No meio do caminho, o telefone tocou. Olho na tela e vejo: ELE. Assim eu o identifiquei no celular. Fiquei sem chão. Não esperava. Tremi. As mãos suaram. O motorista do jornal notou e perguntou:

– Tudo bem aí, Fernanda?

– Tudo, Cabeça. Normal.

– Tem certeza?

– Tenho. Mas me faz um favor. Me deixa no shopping.

– Como assim? E a pauta? O Kraken vai crisar.

– Depois eu falo com o Kraken – Era assim que chamávamos o Márcio, o editor, por razões óbvias.

Esse era o código. Ele ligava, deixava tocar duas vezes e não falava nada. Em meia hora eu estava no shopping, na saída do estacionamento da praça de alimentação. Em uma hora eu estava no paraíso.

Ali estava eu, de pé, ansiosa. Ele simplesmente falou meu nome. Ele disse “Fernanda” e eu de novo pude sentir a sensação me invadindo. Minhas pernas sob o vestido florido tremeram e minha cabeça começou a girar. Ele ali na minha frente. O objeto do meu amor. Mais velho. Olhos castanhos. Cabelos com fios grisalhos despontando.

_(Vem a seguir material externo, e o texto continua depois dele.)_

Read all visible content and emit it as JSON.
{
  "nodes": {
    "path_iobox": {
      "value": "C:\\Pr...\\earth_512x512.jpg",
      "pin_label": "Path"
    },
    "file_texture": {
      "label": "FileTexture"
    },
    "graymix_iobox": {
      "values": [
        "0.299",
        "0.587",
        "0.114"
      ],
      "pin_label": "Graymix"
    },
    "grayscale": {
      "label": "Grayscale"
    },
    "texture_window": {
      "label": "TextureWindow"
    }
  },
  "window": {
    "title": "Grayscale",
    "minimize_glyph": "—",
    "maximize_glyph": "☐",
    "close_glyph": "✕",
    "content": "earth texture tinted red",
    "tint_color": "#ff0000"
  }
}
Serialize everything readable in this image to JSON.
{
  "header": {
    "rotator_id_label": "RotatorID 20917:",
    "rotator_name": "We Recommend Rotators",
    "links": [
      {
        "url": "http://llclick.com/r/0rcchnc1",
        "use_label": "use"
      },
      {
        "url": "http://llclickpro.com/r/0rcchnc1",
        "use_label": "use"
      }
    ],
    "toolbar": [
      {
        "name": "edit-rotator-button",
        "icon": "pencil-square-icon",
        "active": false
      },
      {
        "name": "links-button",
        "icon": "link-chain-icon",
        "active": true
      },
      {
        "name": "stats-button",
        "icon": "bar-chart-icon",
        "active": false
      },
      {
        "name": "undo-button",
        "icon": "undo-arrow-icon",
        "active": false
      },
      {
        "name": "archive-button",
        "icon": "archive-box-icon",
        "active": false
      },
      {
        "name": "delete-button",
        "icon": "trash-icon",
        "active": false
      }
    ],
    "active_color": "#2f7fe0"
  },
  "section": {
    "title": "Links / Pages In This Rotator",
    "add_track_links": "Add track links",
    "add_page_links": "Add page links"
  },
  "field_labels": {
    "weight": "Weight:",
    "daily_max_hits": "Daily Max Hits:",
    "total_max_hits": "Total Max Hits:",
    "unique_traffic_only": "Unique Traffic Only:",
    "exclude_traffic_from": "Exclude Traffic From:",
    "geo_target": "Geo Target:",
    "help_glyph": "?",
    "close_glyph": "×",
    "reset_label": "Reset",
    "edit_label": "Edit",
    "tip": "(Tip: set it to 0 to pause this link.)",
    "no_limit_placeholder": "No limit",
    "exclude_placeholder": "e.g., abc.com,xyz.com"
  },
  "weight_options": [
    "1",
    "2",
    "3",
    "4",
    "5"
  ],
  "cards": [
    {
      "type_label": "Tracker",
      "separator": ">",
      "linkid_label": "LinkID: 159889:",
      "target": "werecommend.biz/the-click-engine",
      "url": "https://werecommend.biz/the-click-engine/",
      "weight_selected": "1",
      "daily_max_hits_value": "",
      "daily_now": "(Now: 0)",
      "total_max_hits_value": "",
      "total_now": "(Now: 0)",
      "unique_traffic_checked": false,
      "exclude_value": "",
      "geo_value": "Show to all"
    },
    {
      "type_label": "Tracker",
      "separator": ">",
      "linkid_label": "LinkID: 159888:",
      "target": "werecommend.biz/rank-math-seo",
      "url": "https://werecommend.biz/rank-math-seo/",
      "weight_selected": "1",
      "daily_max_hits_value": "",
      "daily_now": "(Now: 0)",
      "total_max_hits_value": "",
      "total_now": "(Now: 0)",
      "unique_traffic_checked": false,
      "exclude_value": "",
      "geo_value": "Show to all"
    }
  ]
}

Que tarde alucinante. Mais do que sexo, fizemos amor. As flores do meu vestidos despetaladas no chão. Rimos. Ele derramou vinho em mim e me bebeu. Ele jogou chantilly em mim e me comeu. Uma, duas, três, perdi as contas de quantas vezes senti meu corpo formigar. Depois de um descanso, ele me disse:

– Quer saber meu nome?

– Não. Dá próxima vez. – Sorri, enigmática, como tinha aprendido com ele.

– Tá bom, Fernanda….

Enquanto ele estava no banheiro, passei um whatsapp para a Alícia contando tudo. Ela só respondeu com \o/.

Ele me deixou perto de casa, como sempre. Lembro do seu rosto iluminado se despedindo. Ele foi e parou o carro. Voltou, abriu o vidro e disse:

– Eu gosto da gente. – Mostrou a covinha.

À noite o telefone tocou. Estava vendo novela. Olhei no visor e lá estava: ELE. Dessa vez, ele deixou tocar. Corri para o quarto e atendi.

– Alô! Fernanda? – Era uma outra voz.

– Sim?

– Aqui quem fala é Azrael Nascimento.

– Sim…

– Desculpa eu ligar assim, mas é que aqui na agenda do celular está escrito “Fernanda, meu amor”. Eu achei que devia.

– Mas o que é?

– É que o dono desse celular sofreu um acidente. Foi atropelado. Fui eu que socorri ele. Sinto muito, moça… mas ele morreu. Como ele se chamava?

Minhas carnes tremeram, mas não de prazer. Um vento, como o de Fortaleza, soprou no meu rosto pela janela da sala. O cheiro de rosas do jardim da mamãe invadiu tudo. Nunca mais vesti vestidos floridos.